Though Amazon Inc. doesn’t make a habit of sharing its internally-produced software with the outside world, the large number of fellow web giants that had open-sourced their deep learning technology in recent months has apparently prompted a change of heart. And so the company quietly joined the fray yesterday with the release of a C++ library for developing neural networks that could make the task significantly faster than before for data scientists.
Dubbed DSSTNE, the framework owes its speed in large part to the parallelization mechanism that Amazon included under the hood to handle distributed processing. Most alternatives execute deep learning models by running separate copies of the code on each GPU at their disposal and synchronizing the activity using some sort of orchestration mechanism. Others will assign each major element of the algorithm to a different chip, which is slightly more efficient but still doesn’t make the most out of the available hardware. DSSTNE, in turn, implements an improved variation of the latter method to figure out the optimal number of calculations a given processor can handle and then distribute the load accordingly.

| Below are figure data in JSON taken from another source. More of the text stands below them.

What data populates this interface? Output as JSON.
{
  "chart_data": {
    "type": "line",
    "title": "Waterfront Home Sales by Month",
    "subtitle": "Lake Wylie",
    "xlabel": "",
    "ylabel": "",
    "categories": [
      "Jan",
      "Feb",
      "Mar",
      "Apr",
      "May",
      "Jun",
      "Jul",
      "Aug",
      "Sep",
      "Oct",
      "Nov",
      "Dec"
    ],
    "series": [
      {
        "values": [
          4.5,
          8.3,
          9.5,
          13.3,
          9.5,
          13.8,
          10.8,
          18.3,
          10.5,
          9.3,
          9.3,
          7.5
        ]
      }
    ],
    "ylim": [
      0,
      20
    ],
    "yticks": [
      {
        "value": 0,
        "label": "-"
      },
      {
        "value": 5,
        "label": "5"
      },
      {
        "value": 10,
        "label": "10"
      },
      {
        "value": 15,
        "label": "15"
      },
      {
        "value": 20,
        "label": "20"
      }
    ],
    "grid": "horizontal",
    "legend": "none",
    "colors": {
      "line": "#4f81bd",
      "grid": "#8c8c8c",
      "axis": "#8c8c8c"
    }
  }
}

The resulting performance improvement becomes especially pronounced when the framework is used to analyze so-called sparse datasets that are missing a lot of details. Amazon optimized DSSTNE for handling partial information to help speed the creation of recommendation engines, which typically don’t have access to all the information they’re programmed to weigh. The product suggestion feature on the retail giant’s website, for instance, can’t take a visitor’s buying history into account if they’re not logged into their account. Meanwhile, search applications will be able to exploit the framework as well to deal with the semantic gaps that often appear in user queries.
Amazon also plans on adding support for image and speech recognition algorithms later down the road in an effort to broaden the appeal of DSSTNE even further. The library already poses a threat to existing deep learning engines: The retail giant claims that it outperformed Alphabet Inc.’s popular TensorFlow system by 2.1 times during an internal benchmark test.